Returns on Investment on Real-Time Analytics and IoT

The paragraph above seems to paint a rosy picture of the real-time analytics and IoT team. Many experts are talking as if the combination is a panacea. The answer is not so straightforward. The industry needs to see past the hype and realize that a lot of hard work is in order to get significant returns out of the real-time analytics and IoT combination. That does not mean that the combination is a bubble, about to burst; there is a lot of substance, it is just that a lot of work is needed. Let's take a look at what we need to do in order to maximize the returns. Let's think about the primary steps:

Identify the Reasons You Need Real-Time Analytics and IoT

Identify the business problems you want the real-time analytics and IoT combination to solve. For example, a company working on environmental protection and conservation may need real-time analytics on the amount of carbon dioxide emissions in a city during peak and off-peak traffic hours. It may also need real-time analytics on the number of vehicles exceeding the permissible emission limits.

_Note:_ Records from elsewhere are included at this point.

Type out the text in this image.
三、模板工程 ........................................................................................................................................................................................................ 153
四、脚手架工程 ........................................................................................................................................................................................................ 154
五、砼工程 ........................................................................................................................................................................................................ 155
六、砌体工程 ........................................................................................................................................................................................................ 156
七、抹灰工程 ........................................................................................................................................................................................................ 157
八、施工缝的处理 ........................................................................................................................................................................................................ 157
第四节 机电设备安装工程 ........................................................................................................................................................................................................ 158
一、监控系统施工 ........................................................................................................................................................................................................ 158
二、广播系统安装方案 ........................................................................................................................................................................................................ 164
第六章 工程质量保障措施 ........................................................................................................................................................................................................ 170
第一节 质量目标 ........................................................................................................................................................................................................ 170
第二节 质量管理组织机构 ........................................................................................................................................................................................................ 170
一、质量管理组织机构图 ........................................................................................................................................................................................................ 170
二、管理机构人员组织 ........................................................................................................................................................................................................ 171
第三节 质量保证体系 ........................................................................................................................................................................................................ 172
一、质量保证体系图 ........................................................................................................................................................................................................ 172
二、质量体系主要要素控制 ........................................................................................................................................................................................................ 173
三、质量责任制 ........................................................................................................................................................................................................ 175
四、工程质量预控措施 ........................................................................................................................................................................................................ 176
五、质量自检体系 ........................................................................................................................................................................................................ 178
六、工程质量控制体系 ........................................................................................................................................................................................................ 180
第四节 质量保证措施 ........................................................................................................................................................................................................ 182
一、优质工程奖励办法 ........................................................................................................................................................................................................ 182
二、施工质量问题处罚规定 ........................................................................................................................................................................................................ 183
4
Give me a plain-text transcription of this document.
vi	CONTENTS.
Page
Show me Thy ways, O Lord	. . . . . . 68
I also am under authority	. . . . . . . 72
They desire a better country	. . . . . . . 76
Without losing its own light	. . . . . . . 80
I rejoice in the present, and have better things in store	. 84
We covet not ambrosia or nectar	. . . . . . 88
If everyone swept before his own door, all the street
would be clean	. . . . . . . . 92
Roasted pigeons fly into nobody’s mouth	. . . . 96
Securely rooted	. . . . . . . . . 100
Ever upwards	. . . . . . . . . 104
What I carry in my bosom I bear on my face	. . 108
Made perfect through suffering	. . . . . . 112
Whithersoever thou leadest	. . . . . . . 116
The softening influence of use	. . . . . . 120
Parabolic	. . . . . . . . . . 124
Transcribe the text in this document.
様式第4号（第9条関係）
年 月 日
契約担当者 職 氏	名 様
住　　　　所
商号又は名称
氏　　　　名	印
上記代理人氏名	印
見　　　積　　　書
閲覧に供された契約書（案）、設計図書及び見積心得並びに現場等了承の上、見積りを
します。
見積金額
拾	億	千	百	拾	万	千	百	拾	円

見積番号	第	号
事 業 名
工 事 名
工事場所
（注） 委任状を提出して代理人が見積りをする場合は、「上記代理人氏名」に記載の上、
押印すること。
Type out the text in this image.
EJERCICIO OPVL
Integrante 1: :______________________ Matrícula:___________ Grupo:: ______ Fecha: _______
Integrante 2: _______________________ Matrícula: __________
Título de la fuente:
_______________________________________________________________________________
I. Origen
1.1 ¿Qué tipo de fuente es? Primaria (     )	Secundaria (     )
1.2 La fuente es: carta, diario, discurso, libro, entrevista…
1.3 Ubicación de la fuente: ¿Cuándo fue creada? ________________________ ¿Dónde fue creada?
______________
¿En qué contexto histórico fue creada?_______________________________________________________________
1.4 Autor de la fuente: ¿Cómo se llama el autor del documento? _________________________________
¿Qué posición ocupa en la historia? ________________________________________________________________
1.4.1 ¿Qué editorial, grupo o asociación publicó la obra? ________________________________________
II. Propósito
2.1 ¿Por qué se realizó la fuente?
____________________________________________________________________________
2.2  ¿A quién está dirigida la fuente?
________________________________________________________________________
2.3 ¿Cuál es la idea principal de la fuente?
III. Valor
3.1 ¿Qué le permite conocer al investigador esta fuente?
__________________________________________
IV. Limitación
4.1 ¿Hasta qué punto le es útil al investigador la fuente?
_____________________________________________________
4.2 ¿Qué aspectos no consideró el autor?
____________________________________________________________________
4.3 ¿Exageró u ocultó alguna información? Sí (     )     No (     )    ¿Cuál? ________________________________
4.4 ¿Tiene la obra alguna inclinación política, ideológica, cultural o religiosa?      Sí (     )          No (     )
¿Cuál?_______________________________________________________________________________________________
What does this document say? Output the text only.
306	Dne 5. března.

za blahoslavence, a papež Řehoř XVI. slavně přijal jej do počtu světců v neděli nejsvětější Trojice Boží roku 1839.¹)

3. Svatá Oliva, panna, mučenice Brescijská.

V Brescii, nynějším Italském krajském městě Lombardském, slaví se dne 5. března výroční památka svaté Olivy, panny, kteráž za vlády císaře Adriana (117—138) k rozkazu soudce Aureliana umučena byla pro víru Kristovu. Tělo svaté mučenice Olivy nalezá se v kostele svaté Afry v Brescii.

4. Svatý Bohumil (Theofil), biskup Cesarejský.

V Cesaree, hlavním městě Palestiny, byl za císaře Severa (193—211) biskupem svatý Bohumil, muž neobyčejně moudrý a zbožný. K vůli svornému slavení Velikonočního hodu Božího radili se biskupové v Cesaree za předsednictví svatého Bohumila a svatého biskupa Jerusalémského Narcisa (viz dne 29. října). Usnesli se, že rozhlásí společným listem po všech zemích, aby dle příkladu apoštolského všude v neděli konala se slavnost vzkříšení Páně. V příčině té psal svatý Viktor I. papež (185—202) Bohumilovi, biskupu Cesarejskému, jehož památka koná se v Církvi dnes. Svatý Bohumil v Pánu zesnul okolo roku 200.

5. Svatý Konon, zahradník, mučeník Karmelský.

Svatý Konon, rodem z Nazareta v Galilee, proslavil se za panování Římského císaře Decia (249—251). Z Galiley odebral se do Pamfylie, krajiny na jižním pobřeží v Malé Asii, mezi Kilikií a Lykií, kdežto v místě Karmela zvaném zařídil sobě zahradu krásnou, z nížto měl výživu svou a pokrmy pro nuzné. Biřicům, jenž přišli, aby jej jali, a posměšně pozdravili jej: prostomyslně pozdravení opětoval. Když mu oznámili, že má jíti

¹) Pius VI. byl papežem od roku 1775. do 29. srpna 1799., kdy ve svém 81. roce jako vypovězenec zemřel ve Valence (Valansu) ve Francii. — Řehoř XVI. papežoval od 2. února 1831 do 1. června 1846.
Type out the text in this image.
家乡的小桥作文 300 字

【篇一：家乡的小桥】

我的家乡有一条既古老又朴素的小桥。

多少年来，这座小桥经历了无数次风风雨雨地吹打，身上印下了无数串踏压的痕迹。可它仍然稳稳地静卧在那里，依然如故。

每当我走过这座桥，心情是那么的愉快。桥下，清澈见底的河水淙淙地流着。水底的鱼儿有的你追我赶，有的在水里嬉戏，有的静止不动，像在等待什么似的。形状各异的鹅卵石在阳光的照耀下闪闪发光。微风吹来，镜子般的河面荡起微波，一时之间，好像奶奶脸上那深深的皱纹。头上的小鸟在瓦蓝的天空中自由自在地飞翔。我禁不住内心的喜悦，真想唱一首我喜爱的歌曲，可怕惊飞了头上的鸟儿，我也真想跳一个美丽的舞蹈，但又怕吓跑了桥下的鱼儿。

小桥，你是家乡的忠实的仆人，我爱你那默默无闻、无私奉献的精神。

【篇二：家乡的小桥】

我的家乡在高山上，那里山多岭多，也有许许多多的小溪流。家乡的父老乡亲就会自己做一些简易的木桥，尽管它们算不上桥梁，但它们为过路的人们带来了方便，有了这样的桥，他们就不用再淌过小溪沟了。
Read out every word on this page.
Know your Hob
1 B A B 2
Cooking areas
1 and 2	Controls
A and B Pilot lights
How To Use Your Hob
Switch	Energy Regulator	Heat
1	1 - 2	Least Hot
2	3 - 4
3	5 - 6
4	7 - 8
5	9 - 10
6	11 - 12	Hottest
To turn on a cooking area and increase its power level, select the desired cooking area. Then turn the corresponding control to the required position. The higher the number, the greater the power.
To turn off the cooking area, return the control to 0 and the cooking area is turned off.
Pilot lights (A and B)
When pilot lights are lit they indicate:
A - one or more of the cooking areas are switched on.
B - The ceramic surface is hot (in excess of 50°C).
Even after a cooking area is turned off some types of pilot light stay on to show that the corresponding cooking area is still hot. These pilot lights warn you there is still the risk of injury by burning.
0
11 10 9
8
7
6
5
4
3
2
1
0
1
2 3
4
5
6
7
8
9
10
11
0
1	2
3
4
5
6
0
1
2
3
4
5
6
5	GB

After you have identified the problems, decide if the real-time analytics and IoT combination is the best available solution. Do not be influenced by the hype — base your decision on cold facts.

Estimate the Costs

After you have identified the problems, conduct an objective, data-based ROI analysis. You should, among other things, focus on two things: the total cost of ownership and the benefits you are likely to derive. The key to a successful analysis is having quantitative outputs from the analysis, as much as possible. For example, the IoT and real-time analytics should be able to predict the time frame in which machinery in your factory will start giving diminishing returns. This is also known as predictive maintenance. Secondly, find the total cost of ownership which includes, but may not be limited to, the people you employ for this assignment, equipment such as computers and servers, training cost and time and maintenance of sensors.

Understand the Challenges

Implementing a real-time analytics and IoT project is a huge and and extremely complex undertaking because for most organizations, it is unprecedented. It is important to do a realistic assessment of the tasks and break them into smaller, manageable chunks.

Conclusion

The first step toward getting the best out of the combination of real-time analytics and IoT is to accept that it is no magic wand. At the same time, it is not a bubble. Avoid extreme thoughts. There is a lot of substance in the concept, which needs to be harnessed carefully. You need a realistic assessment and quantitative analysis followed by small steps. This is a project which could redefine your business like never before if you can implement it properly, but it is going to take time.